Comparing Two Homes: With A CDD vs. Without
Say Home A has no CDD and annual property taxes of $9,000. Home B has similar taxes but a $2,400 CDD ($1,600 Debt Service + $800 O&M). If both are escrowed:
- Home A: tax portion adds $750/month to escrow.
- Home B: tax portion adds $950/month ($750 taxes + $200 CDD).
But here’s the nuance: Home B may have a lower base price because the developer used CDD financing instead of rolling all infrastructure costs into the sales price. Over time, if the Debt Service is retired or refinanced, your monthly outlay can drop. Run a full payment comparison, including HOA dues, homeowners insurance, and flood if applicable, before you choose.
How To Evaluate A Home With A CDD: A Buyer’s Checklist
Finding Official Documents, Disclosures, And Meeting Minutes
Start with the district’s official website and the Florida Department of Commerce’s Special Districts portal. Look for: the current year adopted budget, the most recent audited financials, the assessment roll for your phase/lot, any bond offering documents, and meeting agendas/minutes. Pull the property’s proposed or current tax bill from the Broward County Records, then verify the CDD lines and amounts.
Developers and sellers in Florida provide a CDD disclosure summary in new-build contracts: read it. For resales, ask for the estoppel or assessment confirmation letter from the district manager to confirm balances and whether any Debt Service prepayments were made.
Questions To Ask Your Lender, Agent, And Closing Team
- Lender: Will you escrow the CDD? What’s the monthly estimate? Will this affect my debt-to-income approval? If Debt Service can be prepaid, how would that change my ratios?

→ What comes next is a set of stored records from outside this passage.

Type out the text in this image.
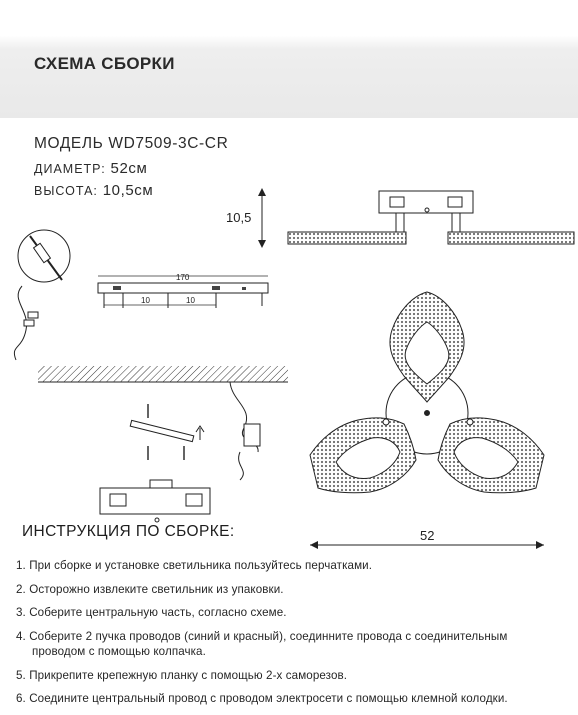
СХЕМА СБОРКИ
МОДЕЛЬ WD7509-3C-CR
ДИАМЕТР: 52см
ВЫСОТА: 10,5см
10,5
170
10	10
52
ИНСТРУКЦИЯ ПО СБОРКЕ:
1. При сборке и установке светильника пользуйтесь перчатками.
2. Осторожно извлеките светильник из упаковки.
3. Соберите центральную часть, согласно схеме.
4. Соберите 2 пучка проводов (синий и красный), соединните провода с соединительным
проводом с помощью колпачка.
5. Прикрепите крепежную планку с помощью 2-х саморезов.
6. Соедините центральный провод с проводом электросети с помощью клемной колодки.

- Agent: How do CDD fees here compare to nearby new communities? Any pending refinances or expansions that might change O&M?
- Title/Closing: Are there any outstanding CDD balances or payoff options? Can you obtain a payoff letter if I want to prepay Debt Service at or after closing? Are there recorded boundary amendments affecting my parcel?

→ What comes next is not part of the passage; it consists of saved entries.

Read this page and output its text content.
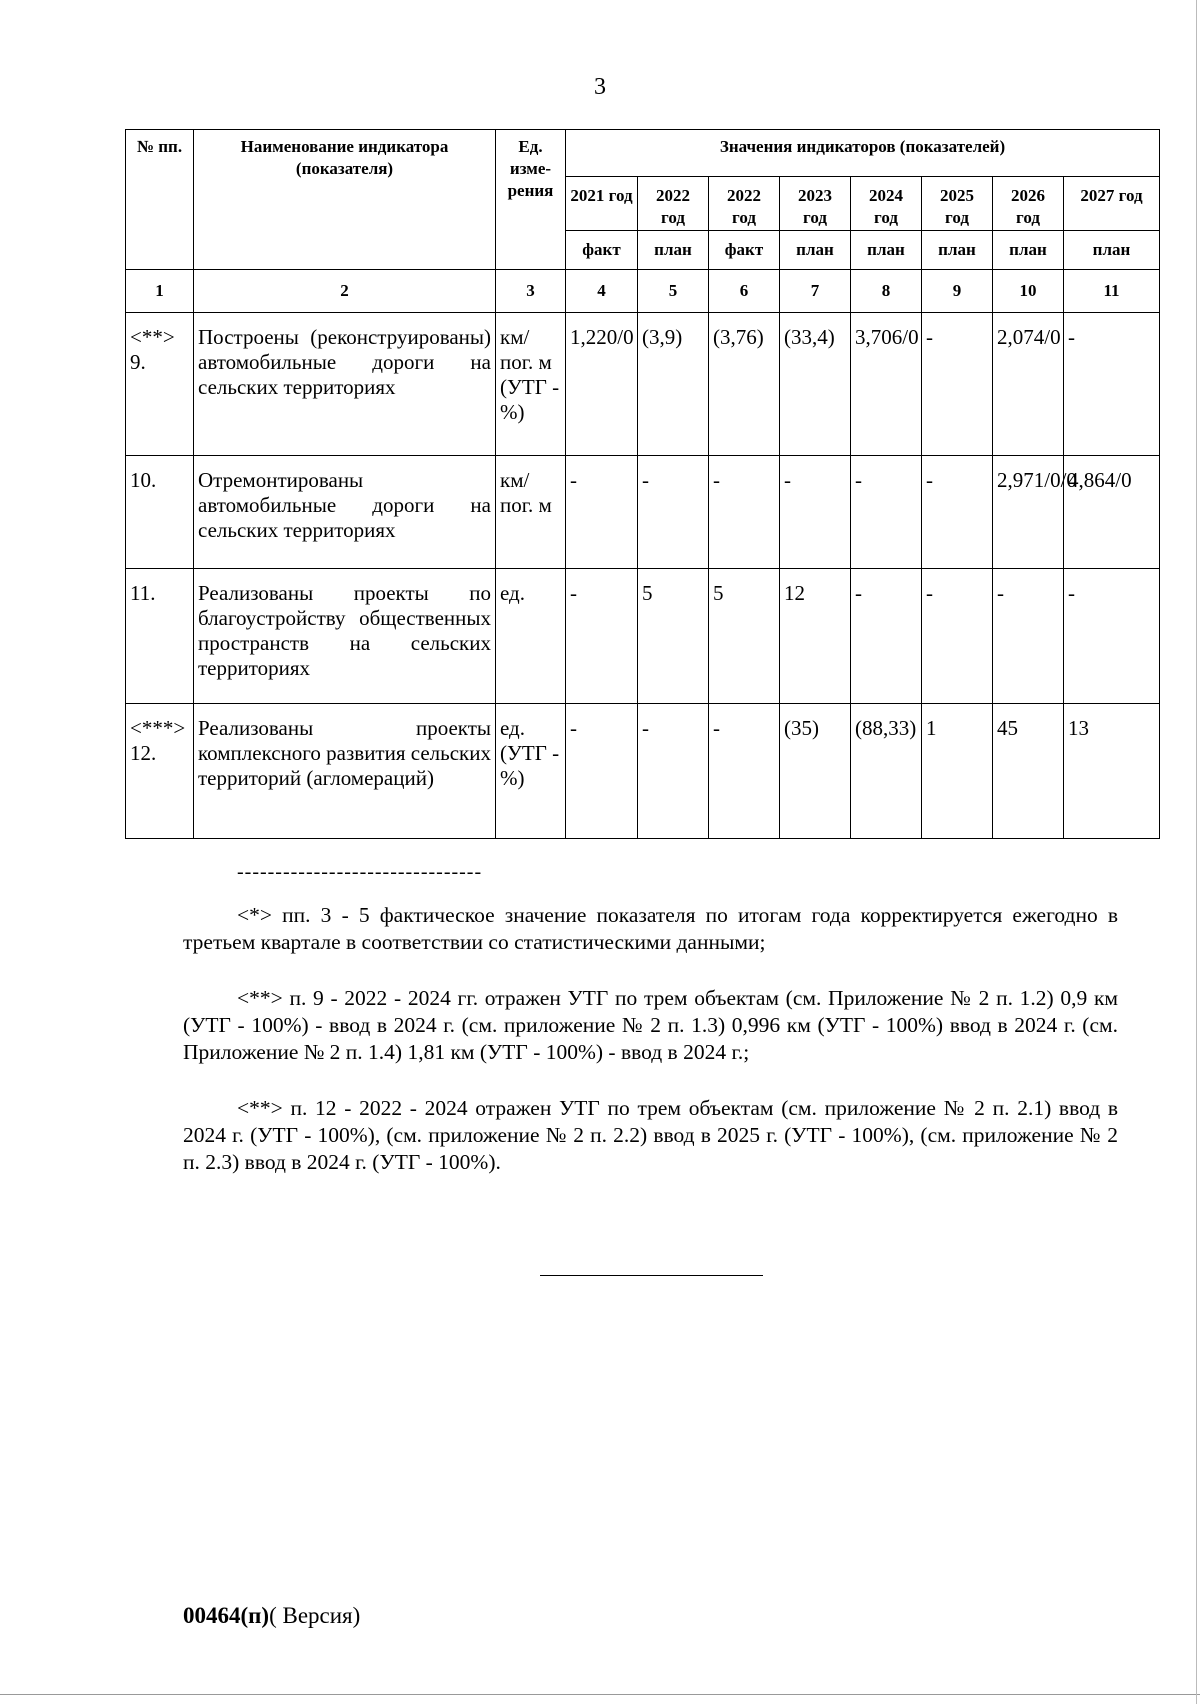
3
№ пп.	Наименование индикатора (показателя)	Ед. изме-рения	Значения индикаторов (показателей)							
			2021 год	2022 год	2022 год	2023 год	2024 год	2025 год	2026 год	2027 год
			факт	план	факт	план	план	план	план	план
1	2	3	4	5	6	7	8	9	10	11
<**> 9.	Построены (реконструированы) автомобильные дороги на сельских территориях	км/пог. м (УТГ - %)	1,220/0	(3,9)	(3,76)	(33,4)	3,706/0	-	2,074/0	-
10.	Отремонтированы автомобильные дороги на сельских территориях	км/пог. м	-	-	-	-	-	-	2,971/0/0	4,864/0
11.	Реализованы проекты по благоустройству общественных пространств на сельских территориях	ед.	-	5	5	12	-	-	-	-
<***> 12.	Реализованы проекты комплексного развития сельских территорий (агломераций)	ед. (УТГ - %)	-	-	-	(35)	(88,33)	1	45	13
--------------------------------

<*> пп. 3 - 5 фактическое значение показателя по итогам года корректируется ежегодно в третьем квартале в соответствии со статистическими данными;

<**> п. 9 - 2022 - 2024 гг. отражен УТГ по трем объектам (см. Приложение № 2 п. 1.2) 0,9 км (УТГ - 100%) - ввод в 2024 г. (см. приложение № 2 п. 1.3) 0,996 км (УТГ - 100%) ввод в 2024 г. (см. Приложение № 2 п. 1.4) 1,81 км (УТГ - 100%) - ввод в 2024 г.;

<**> п. 12 - 2022 - 2024 отражен УТГ по трем объектам (см. приложение № 2 п. 2.1) ввод в 2024 г. (УТГ - 100%), (см. приложение № 2 п. 2.2) ввод в 2025 г. (УТГ - 100%), (см. приложение № 2 п. 2.3) ввод в 2024 г. (УТГ - 100%).

00464(п)( Версия)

One more tip: attend or watch a board meeting. You’ll get a feel for priorities, upcoming projects, and whether costs are trending up or down.
Pros And Cons Of Buying In A CDD Community
Benefits you can feel right away: finished infrastructure from day one, cohesive landscaping, and amenities that would be tough to fund privately. Governance is transparent, and refinancing can reduce long-term costs. In competitive Broward suburbs, a CDD often helps deliver a polished neighborhood without pushing the initial home price even higher.
Trade‑offs: an extra line on your tax bill, O&M that can fluctuate, and strict enforcement if you fall behind. Not every buyer loves the idea of a special district, and some future purchasers will weigh your CDD fee against comparable homes without one.
Long-Term Value, Resale Considerations, And Exit Timing
Resale buyers care about the calendar. A home with 8 years left on Debt Service may feel different from one with 24 years left. If your district refinances or if you prepay principal, highlight that when you list. Keep copies of budgets, audits, and any payoff confirmations: transparency helps. If you’re planning to sell soon, time your listing after the district adopts a budget with stable or lower assessments.
Conclusion
A CDD fee isn’t a gotcha: it’s the financing and maintenance plan behind the streets you drive, the trails you jog, and the lakes that keep your yard dry in a storm. In new Broward suburbs, CDDs are common, and manageable, once you understand the split between Debt Service and O&M, how the assessments hit your escrow, and what you’re getting for the money. Do a side‑by‑side payment comparison, pull the official district docs, and ask pointed questions about refinancing and prepayment. When you do, you’ll know exactly what you’re buying into and how to make it work for your budget.